Sejarahku berlanjut di asrama laki-laki. Ibu yang memasukkanku ke asrama
di kota terdekat yang lebih lengkap fasilitasnya. Mungkin ia mendaptkan
uang banyak dari suaminya yang aku tak ketahui dan mungkin tak aku
restui. Katanya aku harus belajar dan menjadi pintar. Pokoknya aku harus
jadi orang sehingga ibu tidak terlalu susah. Dan di sanalah aku
mendekam selama enam tahun. Tidak bertemu ibu.
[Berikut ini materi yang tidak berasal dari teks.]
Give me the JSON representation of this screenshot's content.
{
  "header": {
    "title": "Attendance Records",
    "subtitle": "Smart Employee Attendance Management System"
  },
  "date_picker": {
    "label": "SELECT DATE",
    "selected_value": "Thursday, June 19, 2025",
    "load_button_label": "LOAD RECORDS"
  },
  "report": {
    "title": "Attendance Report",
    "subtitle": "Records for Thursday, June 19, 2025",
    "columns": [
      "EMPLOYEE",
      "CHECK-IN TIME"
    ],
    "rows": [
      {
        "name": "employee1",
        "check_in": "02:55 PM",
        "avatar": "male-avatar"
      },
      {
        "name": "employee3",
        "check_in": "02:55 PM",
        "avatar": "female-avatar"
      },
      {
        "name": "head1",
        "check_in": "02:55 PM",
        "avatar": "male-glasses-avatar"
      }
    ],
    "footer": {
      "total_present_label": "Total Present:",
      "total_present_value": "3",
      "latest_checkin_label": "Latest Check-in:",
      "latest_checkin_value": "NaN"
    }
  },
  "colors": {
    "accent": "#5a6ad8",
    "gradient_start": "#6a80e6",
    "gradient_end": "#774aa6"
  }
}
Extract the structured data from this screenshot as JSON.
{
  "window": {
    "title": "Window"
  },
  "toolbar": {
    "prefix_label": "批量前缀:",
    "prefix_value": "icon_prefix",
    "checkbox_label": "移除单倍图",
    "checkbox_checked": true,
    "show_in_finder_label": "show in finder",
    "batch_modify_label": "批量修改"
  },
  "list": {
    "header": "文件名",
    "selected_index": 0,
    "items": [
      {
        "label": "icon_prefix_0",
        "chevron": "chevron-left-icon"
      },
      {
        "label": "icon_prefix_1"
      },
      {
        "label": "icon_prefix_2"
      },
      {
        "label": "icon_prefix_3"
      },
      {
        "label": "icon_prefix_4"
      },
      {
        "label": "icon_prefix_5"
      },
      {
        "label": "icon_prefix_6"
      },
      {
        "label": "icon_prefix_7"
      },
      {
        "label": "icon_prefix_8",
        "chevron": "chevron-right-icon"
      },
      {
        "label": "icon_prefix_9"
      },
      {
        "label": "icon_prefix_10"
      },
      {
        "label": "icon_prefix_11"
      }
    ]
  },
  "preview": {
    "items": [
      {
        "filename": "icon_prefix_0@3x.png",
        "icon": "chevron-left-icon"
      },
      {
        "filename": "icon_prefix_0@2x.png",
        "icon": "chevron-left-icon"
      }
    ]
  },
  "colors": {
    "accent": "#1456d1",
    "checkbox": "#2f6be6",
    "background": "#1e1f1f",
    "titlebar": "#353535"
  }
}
Hanya buket bunga, uang
di amplop dan surat yang kutemui enam bulan sekali dan setiap liburan
bila ia mengunjungiku sesaat saja. Ia tidak membawaku pulang.
*****
Begitulah selalu, pagi inipun demikian. Ibu pergi ke pasar. Sesaat
setelah aku meletakkan buku dan bercermin melihat wajahku yang masih
basi, akupun turun ke bawah untuk sarapan. Di meja telah tersedia
beberapa potong roti bakar dan roti selai nanas. Namun ketika aku baru menggigit dua potong
ujung roti selai nanas itu, bel rumah terdengar beberapa kali. Ah,
betapa malasnya aku membukakan pintu untuk tamu yang tidak tahu diri.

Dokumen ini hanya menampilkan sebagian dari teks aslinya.